Blog – Jocelyne Lopez

Gerhard Kemme zur Mathematik und zum Mathematismus

Nachstehend ein Kommentar von Gerhard Kemme zu meiner Anfrage vom 27.06.08 an die Fakultät für Mathematik von 12 deutschen Universitäten, siehe: 2008, Jahr der Mathematik oder des Mathematismus?

Im Jahr der Mathematik 2008 sollte auch etwas Diskussion und eventuell sogar ein Dialog über grundsätzliche Mathematikprobleme erlaubt sein. Es wird die Umsetzung der Mathematik auf physikalische Sachverhalte angesprochen und dabei geht es darum, ob die physikalische Realität durch eine ihr aufgeprägte mathematische Struktur determiniert werden soll oder ob der Grundsatz zu wahren ist, dass der Ausgangpunkt für angewandte Mathematik immer die konkrete Anwendung, in diesem Fall also die physikalische Realität sein sollte.

Anhand eines Beispiels soll die Problemlage, die sich ähnlich bei der Frage, ob die Lorentztransformationen eine Gruppe sind, ergibt, dargestellt werden:

Es sei die Menge S einer Gruppe (S, #) gegeben, deren Elemente die s(t) sind, welche den Weg eines Turmspringes vom 10-m-Turm beschreibt: s(t)=-9,81/2*t^2+10. Somit wäre also s(1)=-9,81/2*1^2+10=+5,095 und s(2)=-9,81/2*2^2+10=-9,62
Die Verknüpfung # ist definiert durch s(t1)#s(t2)=s(t1+t2)
Jetzt kann man also „beweisen“, dass Abgeschlossenheit gilt:
s(1)#s(2)=s(1+2) €S
-9,81/2*1^2+10#-9,81/2*2^2+10=-9,81/2*(1+2)^2+10=-34,145
Es gelten auch die anderen Gruppeneigenschaften wie Assoziativgesetz, Neutrales Element und Inverses Element.
Somit liegt der Fall wie bei den Lorentztransformationen vor, dass die Gruppeneigenschaften zwar mathematisch formal erfüllt werden, aber die Gruppenelemente aus physikalischem Unsinn bestehen, so dass man dann wieder auf die cantorsche Mengendefinition zurückkommen kann, wonach es sich um „bestimmte, wohlunterschiedene Objekte“ handeln soll.

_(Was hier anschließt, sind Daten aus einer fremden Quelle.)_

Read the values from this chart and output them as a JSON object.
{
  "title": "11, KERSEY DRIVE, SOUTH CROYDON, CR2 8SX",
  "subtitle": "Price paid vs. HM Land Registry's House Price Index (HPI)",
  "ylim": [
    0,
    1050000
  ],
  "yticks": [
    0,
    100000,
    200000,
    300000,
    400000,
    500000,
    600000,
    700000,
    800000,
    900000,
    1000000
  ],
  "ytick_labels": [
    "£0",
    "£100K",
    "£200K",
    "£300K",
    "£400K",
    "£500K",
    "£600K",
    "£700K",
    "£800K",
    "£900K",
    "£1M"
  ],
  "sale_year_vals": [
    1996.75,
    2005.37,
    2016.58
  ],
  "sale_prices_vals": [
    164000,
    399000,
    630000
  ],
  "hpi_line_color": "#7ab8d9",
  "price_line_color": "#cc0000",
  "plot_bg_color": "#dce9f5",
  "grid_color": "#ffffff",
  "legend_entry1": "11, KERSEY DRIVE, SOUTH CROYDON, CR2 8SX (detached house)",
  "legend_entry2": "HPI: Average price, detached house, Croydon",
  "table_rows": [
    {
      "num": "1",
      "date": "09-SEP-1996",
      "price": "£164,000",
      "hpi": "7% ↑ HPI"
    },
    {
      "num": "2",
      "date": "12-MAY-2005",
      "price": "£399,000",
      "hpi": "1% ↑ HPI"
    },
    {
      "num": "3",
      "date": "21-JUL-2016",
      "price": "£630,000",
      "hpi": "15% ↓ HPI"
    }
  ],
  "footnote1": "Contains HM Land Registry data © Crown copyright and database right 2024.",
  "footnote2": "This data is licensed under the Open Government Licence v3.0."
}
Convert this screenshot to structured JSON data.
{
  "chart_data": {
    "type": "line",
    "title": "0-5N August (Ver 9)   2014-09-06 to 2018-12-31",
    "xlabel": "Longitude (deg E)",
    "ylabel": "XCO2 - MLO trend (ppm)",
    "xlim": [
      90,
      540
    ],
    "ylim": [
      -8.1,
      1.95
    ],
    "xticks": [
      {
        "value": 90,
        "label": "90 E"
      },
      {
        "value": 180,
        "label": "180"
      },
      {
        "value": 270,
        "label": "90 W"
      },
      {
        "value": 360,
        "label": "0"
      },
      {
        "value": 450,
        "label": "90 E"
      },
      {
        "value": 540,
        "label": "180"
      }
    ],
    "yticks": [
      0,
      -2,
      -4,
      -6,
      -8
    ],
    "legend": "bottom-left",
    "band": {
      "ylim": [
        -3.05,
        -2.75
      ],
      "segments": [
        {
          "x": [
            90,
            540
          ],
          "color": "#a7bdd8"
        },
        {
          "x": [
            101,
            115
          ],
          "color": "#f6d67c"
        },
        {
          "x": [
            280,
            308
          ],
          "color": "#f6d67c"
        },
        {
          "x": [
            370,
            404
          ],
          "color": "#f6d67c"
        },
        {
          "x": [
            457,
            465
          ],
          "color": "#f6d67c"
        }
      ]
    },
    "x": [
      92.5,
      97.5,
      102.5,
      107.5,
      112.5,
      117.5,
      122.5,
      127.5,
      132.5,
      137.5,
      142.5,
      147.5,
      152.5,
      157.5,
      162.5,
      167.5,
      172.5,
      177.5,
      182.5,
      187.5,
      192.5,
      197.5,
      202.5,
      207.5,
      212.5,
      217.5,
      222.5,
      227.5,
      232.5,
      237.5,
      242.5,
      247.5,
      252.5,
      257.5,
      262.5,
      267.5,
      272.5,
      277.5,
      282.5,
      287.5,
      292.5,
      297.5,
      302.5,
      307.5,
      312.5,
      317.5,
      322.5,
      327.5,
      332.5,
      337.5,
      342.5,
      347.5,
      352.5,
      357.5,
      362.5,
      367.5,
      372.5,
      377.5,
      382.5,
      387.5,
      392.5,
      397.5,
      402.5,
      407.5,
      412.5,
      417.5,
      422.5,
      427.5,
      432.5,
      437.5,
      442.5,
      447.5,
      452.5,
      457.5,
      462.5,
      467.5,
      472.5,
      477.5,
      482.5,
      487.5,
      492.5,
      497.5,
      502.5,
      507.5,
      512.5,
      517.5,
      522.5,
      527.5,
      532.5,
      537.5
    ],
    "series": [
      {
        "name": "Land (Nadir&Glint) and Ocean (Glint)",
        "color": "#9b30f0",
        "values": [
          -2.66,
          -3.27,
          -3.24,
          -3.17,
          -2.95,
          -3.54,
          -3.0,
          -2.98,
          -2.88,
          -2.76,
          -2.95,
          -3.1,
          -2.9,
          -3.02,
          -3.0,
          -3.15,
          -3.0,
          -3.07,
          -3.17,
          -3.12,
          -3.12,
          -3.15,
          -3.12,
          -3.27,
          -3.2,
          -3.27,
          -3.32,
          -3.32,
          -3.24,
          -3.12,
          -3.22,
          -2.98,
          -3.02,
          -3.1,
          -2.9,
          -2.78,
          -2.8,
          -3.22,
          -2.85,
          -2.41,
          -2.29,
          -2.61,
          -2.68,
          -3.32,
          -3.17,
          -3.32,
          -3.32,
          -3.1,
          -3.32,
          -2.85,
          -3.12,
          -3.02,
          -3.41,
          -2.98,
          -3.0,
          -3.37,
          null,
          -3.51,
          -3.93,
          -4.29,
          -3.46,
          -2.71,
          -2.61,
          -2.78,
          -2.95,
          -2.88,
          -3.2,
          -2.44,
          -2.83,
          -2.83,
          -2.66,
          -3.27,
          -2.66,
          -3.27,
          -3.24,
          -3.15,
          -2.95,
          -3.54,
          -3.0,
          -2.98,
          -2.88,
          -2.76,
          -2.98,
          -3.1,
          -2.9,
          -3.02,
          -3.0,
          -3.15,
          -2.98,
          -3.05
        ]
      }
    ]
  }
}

Also die Frage, ob eine Aussage, dass ein Objekt, welches von einem 10-m-Turm springt nach 6 s also -166,58 m tief sein soll, noch eine wahre Aussage darstellt. Wenn das keine wahre Aussage wäre, dann wäre das Unsinn und wir könnten dann die Gruppeneigenschaften der Gruppe (U, ~) „beweisen, wobei die Elemente dann als Unsinn (x) definiert wären mit der Verknüpfung Unsinn (x) ~ Unsinn (y) = Unsinn (x+y).